Die Massen drängten am 9. April ins Stadtcasino: Lang Lang spielte Mozart und natürlich Chopin. Der chinesische Starpianist, King of Selbstinszenierung, entpuppte sich als Klangpoet sondergleichen. Nichts für Puristen. Aber der pure Zauber, wenn man sich darauf einliess.
Dienstagabend, Stadtcasino Basel: Die Suche nach letzten Tickets ist aussichtslos, in den Foyers fliessen dichte Menschenströme, undurchdringlich, am CD-Verkaufsstand hat sich schon vor dem Konzert eine Menschentraube gebildet – Lang Lang ist los!
Nicht nur in dieser Hinsicht muss man sich etwas vorarbeiten, bis man zum Musiker hinter der Fassade des Popstars auf Tasten gelangt. Lang Lang kann man nämlich seit einiger Zeit auch als Turnschuh kaufen. Und seine Aufnahmen laufen unter Titeln wie «Time for Dreams» (2008) oder «Liszt, My Piano Hero» (2011). Nun, Erfolg hat er damit, der «Weltbotschafter der Tasten», wie sein zweiseitiger Lebenslauf im Programmheft den «New Yorker» zitiert.
Auf der anderen Seite haben ihm Kritiker – vor allem in den frühen Nuller-Jahren, als Lang Lang in urbanen Dresses und ausgeklügelten Sturmfrisuren die Welt eroberte – immer wieder fehlende künstlerische Eigenständigkeit angekreidet und übertriebene Detailverliebtheit. Pompöse Fassade statt Gehalt. Ausserdem erinnert man sich an Fernsehauftritte, in denen Lang Lang eine Kette von Orgasmen zu erleben schien und dabei zufällig auch Klavier spielte. (Im Internet sind diese Sendungen nicht mehr leicht aufzufinden – vielleicht kein Zufall?)
Eine Erzählung in jedem Ton
Und nun, da man sich einmal durch den Andrang und den Dschungel aus dubiosem Vorwissen gekämpft hat – tritt ein 31-jähriger Mann auf, nicht schüchtern, aber bescheiden, grüssend wie ein Papst, aber total konzentriert, wach und dankbar für das Interesse an seiner Musik.
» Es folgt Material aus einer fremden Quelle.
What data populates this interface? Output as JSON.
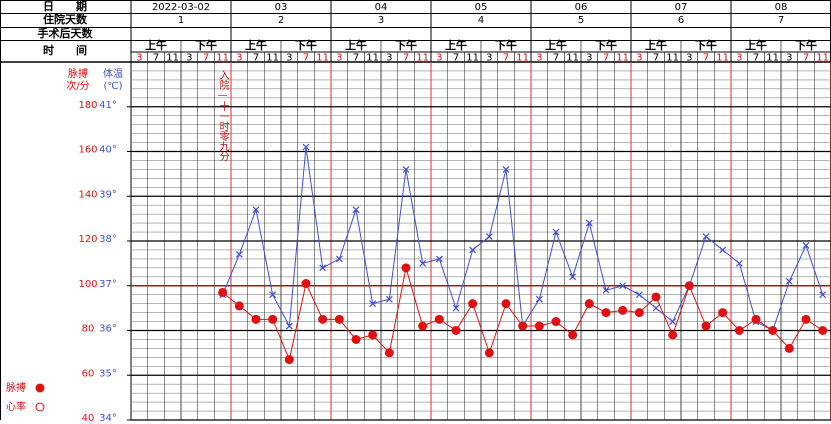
{
  "chart_data": {
    "type": "line",
    "header": {
      "date": "日　　期",
      "hospital_days": "住院天数",
      "post_op_days": "手术后天数",
      "time": "时　　间"
    },
    "days": [
      {
        "date": "2022-03-02",
        "day": "1",
        "am": "上午",
        "pm": "下午",
        "times": [
          "3",
          "7",
          "11",
          "3",
          "7",
          "11"
        ]
      },
      {
        "date": "03",
        "day": "2",
        "am": "上午",
        "pm": "下午",
        "times": [
          "3",
          "7",
          "11",
          "3",
          "7",
          "11"
        ]
      },
      {
        "date": "04",
        "day": "3",
        "am": "上午",
        "pm": "下午",
        "times": [
          "3",
          "7",
          "11",
          "3",
          "7",
          "11"
        ]
      },
      {
        "date": "05",
        "day": "4",
        "am": "上午",
        "pm": "下午",
        "times": [
          "3",
          "7",
          "11",
          "3",
          "7",
          "11"
        ]
      },
      {
        "date": "06",
        "day": "5",
        "am": "上午",
        "pm": "下午",
        "times": [
          "3",
          "7",
          "11",
          "3",
          "7",
          "11"
        ]
      },
      {
        "date": "07",
        "day": "6",
        "am": "上午",
        "pm": "下午",
        "times": [
          "3",
          "7",
          "11",
          "3",
          "7",
          "11"
        ]
      },
      {
        "date": "08",
        "day": "7",
        "am": "上午",
        "pm": "下午",
        "times": [
          "3",
          "7",
          "11",
          "3",
          "7",
          "11"
        ]
      }
    ],
    "y_label": [
      "脉搏",
      "次/分"
    ],
    "y2_label": [
      "体温",
      "(℃)"
    ],
    "ylim": [
      40,
      200
    ],
    "yticks": [
      40,
      60,
      80,
      100,
      120,
      140,
      160,
      180
    ],
    "y2lim": [
      34,
      42
    ],
    "y2ticks": [
      {
        "value": 34,
        "label": "34°"
      },
      {
        "value": 35,
        "label": "35°"
      },
      {
        "value": 36,
        "label": "36°"
      },
      {
        "value": 37,
        "label": "37°"
      },
      {
        "value": 38,
        "label": "38°"
      },
      {
        "value": 39,
        "label": "39°"
      },
      {
        "value": 40,
        "label": "40°"
      },
      {
        "value": 41,
        "label": "41°"
      }
    ],
    "reference_line": 37,
    "annotation": "入院—十一时零九分",
    "series": [
      {
        "axis": "y2",
        "color": "#3f4fd0",
        "marker": "x",
        "values": [
          null,
          null,
          null,
          null,
          null,
          36.8,
          37.7,
          38.7,
          36.8,
          36.1,
          40.1,
          37.4,
          37.6,
          38.7,
          36.6,
          36.7,
          39.6,
          37.5,
          37.6,
          36.5,
          37.8,
          38.1,
          39.6,
          36.1,
          36.7,
          38.2,
          37.2,
          38.4,
          36.9,
          37.0,
          36.8,
          36.5,
          36.2,
          37.0,
          38.1,
          37.8,
          37.5,
          36.2,
          36.0,
          37.1,
          37.9,
          36.8
        ]
      },
      {
        "axis": "y",
        "color": "#e01010",
        "marker": "dot",
        "values": [
          null,
          null,
          null,
          null,
          null,
          97,
          91,
          85,
          85,
          67,
          101,
          85,
          85,
          76,
          78,
          70,
          108,
          82,
          85,
          80,
          92,
          70,
          92,
          82,
          82,
          84,
          78,
          92,
          88,
          89,
          88,
          95,
          78,
          100,
          82,
          88,
          80,
          85,
          80,
          72,
          85,
          80
        ]
      }
    ],
    "legend": [
      {
        "name": "脉搏",
        "marker": "dot",
        "color": "#e01010"
      },
      {
        "name": "心率",
        "marker": "circle",
        "color": "#e01010"
      }
    ]
  }
}
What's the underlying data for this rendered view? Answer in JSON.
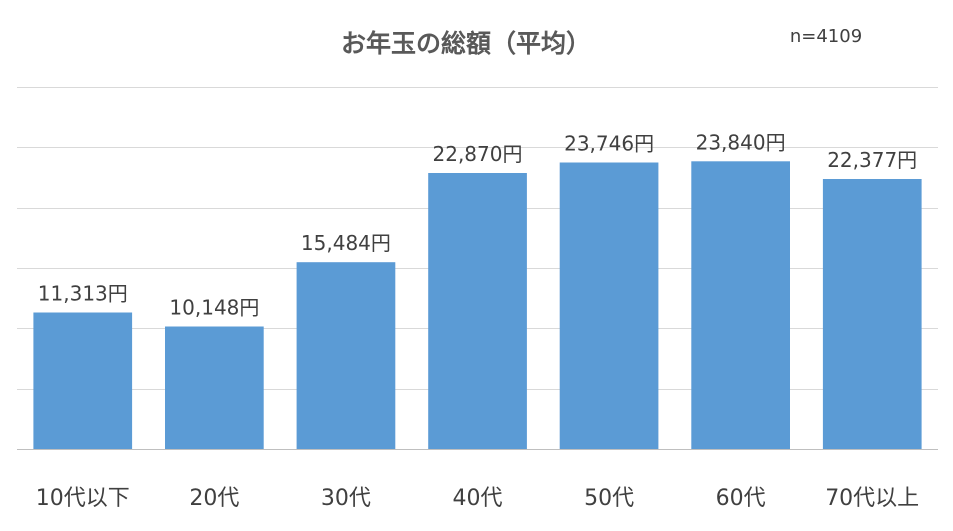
{
  "chart_data": {
    "type": "bar",
    "title": "お年玉の総額（平均）",
    "sample_size_label": "n=4109",
    "categories": [
      "10代以下",
      "20代",
      "30代",
      "40代",
      "50代",
      "60代",
      "70代以上"
    ],
    "values": [
      11313,
      10148,
      15484,
      22870,
      23746,
      23840,
      22377
    ],
    "data_labels": [
      "11,313円",
      "10,148円",
      "15,484円",
      "22,870円",
      "23,746円",
      "23,840円",
      "22,377円"
    ],
    "ylim": [
      0,
      30000
    ],
    "ytick_step": 5000,
    "show_y_tick_labels": false,
    "grid": true,
    "legend": "none",
    "colors": {
      "bar": "#5b9bd5",
      "grid": "#d9d9d9",
      "axis": "#bfbfbf",
      "text": "#404040",
      "title": "#595959"
    }
  }
}
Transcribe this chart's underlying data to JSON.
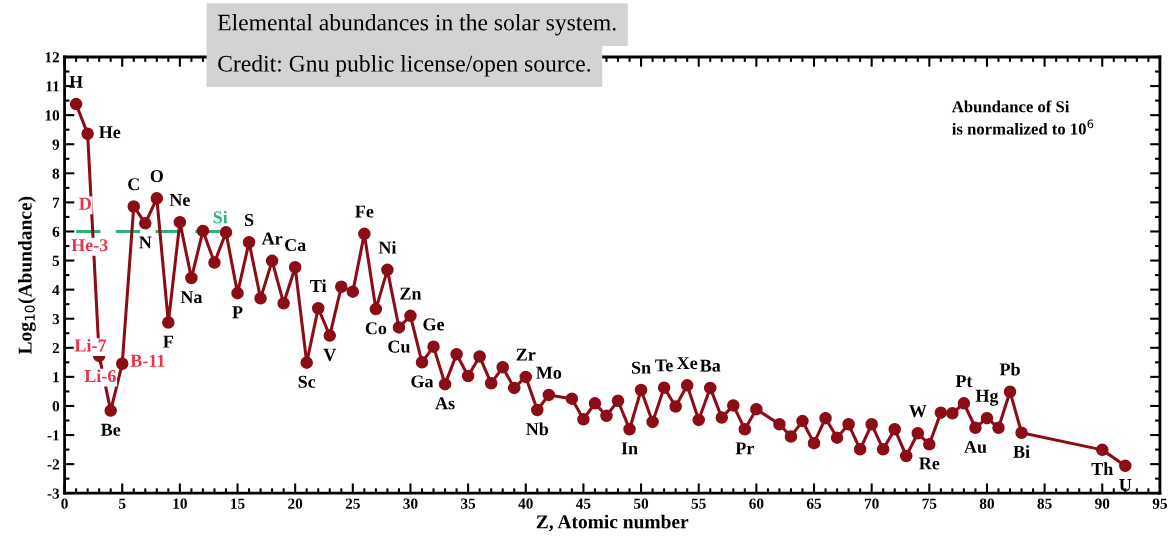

Es ist recht unklar, was dieser «echte» Lang Lang eigentlich zu tun hat mit der Inszenierung seiner Person während der letzten Jahre.
Den ersten Teil des Abends machen drei frühe Sonaten von Mozart, Nr. 5 G-Dur, Nr. 4 Es-Dur und Nr.9 a-moll. Mozart war 20 und 23 als er sie komponierte. Natürlich ist Lang Langs Spiel alles andere als simpel. Puristen mit dem Finger im Notentext werden hier nicht glücklich. Lang Lang fächert die Musik auf und sucht nach einer Erzählung in jedem Thema und Akkord – in jedem. Auch Pianisten wie Daniel Barenboim oder Grigory Sokolov spielen alle Noten bewusst. Aber ihr Stil ist ein anderer. Lang Lang zeichnet jeden Ton, malt ihn, meisselt ihn.
Er liebt es etwa, eine Melodie pianissimo zu spielen und dann einen heftigen Akzent zu setzen, wie eine Fotografie mit vielfach erhöhtem Kontrast. Dennoch hat sein Mozart Feinheit (ohne die kein Mozart möglich ist). Obwohl so extrem gestaltet, spielt Lang Lang schlank und ohne Umwege.
Keine Widerrede
Das gilt auch für Chopins sämtliche vier Balladen nach der Pause. Hier ist Lang Lang, wen wundert’s, in seinem Element. Wie er da die lyrischen Themen hinzaubert kommt einfach saugut. Sie fallen ihm wie Flocken aus dem Ärmel. Und wenn es dramatisch wird, dann ist Macht im Raum, keine Widerrede, bis in die Knochen. Weniger Pedal hätte die Sache noch kristalliner gemacht, zu verbergen gab es nichts. Jänu.
Die Leute feierten Lang Lang lange und viele im Stehen. Etwas Intimes war zwischen dem Pianist und seinem Publikum entstanden. Nach zwei Zugaben verliess man mit weiter Brust den Saal, bereit, selber einen Klavierabend zu geben oder sich in irgendwelchen Heldenprüfungen zu bewähren. Lang Lang wird zurecht geliebt. Der Weg durch den Pomp ist es wert.